The main characteristics of services may greatly increase the degree of perceived risk in the purchase of services by decreasing the certainty with which purchases can be made. Therefore the theory of perceived risk plays a greater role in explaining the behavior of buyers of services than the behavior of buyers of goods.
Utility function is an important component of normative decision analysis, in that they characterize the nature of people's risk-taking attitude. And in the previous studies, a measure of risk attitude is based on an individual's von Neumann-Morgestern Utility function.

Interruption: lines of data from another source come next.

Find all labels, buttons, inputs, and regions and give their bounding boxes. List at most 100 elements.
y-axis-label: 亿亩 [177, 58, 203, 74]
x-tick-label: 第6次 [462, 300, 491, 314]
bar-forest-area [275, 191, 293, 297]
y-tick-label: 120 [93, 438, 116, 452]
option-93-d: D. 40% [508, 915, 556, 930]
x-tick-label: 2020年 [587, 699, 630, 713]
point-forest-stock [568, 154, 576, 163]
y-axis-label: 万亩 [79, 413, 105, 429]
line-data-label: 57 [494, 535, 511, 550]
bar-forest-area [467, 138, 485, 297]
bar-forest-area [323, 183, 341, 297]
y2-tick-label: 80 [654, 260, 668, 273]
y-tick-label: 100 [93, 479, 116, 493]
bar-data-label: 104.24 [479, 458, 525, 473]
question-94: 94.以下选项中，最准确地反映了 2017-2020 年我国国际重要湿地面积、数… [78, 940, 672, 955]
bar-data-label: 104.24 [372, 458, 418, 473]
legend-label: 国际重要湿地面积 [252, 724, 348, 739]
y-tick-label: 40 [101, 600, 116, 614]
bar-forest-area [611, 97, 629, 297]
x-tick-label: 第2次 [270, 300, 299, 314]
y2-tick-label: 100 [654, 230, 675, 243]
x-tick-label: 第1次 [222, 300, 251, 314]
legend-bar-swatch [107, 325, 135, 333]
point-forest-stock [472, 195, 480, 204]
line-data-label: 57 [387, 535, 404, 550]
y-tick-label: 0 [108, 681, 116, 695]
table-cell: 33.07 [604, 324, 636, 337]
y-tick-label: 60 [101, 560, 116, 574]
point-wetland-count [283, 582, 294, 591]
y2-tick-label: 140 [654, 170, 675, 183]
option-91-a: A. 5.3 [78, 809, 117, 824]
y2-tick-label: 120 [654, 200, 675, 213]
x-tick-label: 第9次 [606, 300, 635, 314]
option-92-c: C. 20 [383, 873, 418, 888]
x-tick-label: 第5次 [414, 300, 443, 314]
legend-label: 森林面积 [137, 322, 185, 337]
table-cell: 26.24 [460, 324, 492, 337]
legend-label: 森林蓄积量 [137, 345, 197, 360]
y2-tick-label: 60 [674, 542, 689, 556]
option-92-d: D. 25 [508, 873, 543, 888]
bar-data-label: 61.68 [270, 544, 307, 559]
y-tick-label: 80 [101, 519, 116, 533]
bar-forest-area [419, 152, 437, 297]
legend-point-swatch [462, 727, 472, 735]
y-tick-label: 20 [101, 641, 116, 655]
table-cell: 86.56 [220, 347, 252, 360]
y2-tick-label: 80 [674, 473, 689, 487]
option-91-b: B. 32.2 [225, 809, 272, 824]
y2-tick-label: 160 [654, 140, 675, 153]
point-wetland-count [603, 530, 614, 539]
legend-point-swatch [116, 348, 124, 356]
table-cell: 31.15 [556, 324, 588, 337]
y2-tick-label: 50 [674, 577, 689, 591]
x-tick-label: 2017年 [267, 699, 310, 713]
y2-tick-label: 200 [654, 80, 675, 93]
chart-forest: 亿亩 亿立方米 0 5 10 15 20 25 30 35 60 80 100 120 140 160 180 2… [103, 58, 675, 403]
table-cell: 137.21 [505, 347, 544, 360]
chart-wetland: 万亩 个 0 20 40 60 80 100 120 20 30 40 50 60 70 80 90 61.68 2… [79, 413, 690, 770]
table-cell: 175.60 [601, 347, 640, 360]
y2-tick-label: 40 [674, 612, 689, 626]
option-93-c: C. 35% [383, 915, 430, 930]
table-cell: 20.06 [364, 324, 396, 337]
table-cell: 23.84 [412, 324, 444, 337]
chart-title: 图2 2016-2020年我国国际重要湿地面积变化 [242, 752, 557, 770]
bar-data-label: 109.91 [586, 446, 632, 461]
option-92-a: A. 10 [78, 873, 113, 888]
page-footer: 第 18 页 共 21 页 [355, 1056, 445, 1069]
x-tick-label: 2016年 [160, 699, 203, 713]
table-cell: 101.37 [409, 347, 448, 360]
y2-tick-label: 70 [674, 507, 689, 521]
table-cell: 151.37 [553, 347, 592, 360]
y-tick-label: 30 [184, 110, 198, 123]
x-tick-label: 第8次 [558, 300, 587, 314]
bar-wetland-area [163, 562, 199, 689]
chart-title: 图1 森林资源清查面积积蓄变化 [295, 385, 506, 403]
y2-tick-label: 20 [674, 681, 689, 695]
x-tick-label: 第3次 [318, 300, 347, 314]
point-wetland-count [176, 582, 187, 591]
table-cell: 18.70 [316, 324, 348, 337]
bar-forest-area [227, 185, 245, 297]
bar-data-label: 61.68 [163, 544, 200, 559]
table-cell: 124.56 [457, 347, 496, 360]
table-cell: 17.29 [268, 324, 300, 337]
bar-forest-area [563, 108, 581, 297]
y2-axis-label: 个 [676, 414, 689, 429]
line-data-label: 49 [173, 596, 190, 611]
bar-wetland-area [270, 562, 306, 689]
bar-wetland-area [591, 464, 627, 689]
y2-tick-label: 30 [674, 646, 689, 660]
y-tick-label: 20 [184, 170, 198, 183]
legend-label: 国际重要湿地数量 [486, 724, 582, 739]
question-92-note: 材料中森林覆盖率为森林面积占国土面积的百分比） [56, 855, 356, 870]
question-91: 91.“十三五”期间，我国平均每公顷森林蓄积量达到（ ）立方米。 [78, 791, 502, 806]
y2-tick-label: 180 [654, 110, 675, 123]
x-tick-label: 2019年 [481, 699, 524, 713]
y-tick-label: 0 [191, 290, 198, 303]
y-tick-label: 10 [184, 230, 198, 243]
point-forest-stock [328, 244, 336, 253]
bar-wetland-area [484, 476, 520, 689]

The purpose of this paper is to illustrate to segment customers by the degree of their risk aversion or risk seeking attitudes and to identify different marketing responses among segments in the financial market. The main findings are (1) people's risk-attitude differs across pay off domains; strong risk-aversion for gain and mixed domain; risk-seeking for symmetric loss domain. (2) people have a individual's acceptable level of risk; for assets below the level, a large majority of individuals appear to be risk-seeking; for assets above the level, a large majority appear to be risk-averse. (3) stable segment is focused on some products reflecting their acceptable level of risk properly; unstable segment is dispersed to various kinds of products according to the level of risk. (4) risk averters respond strongly to the information of pay-off probability, whereas risk proners respond to the information of expected pay-off amounts strongly.
This paper shows how the study of customer segmentation based on risk attitude in the financial market can be used to redirect the firm's resource and to get useful customer responses.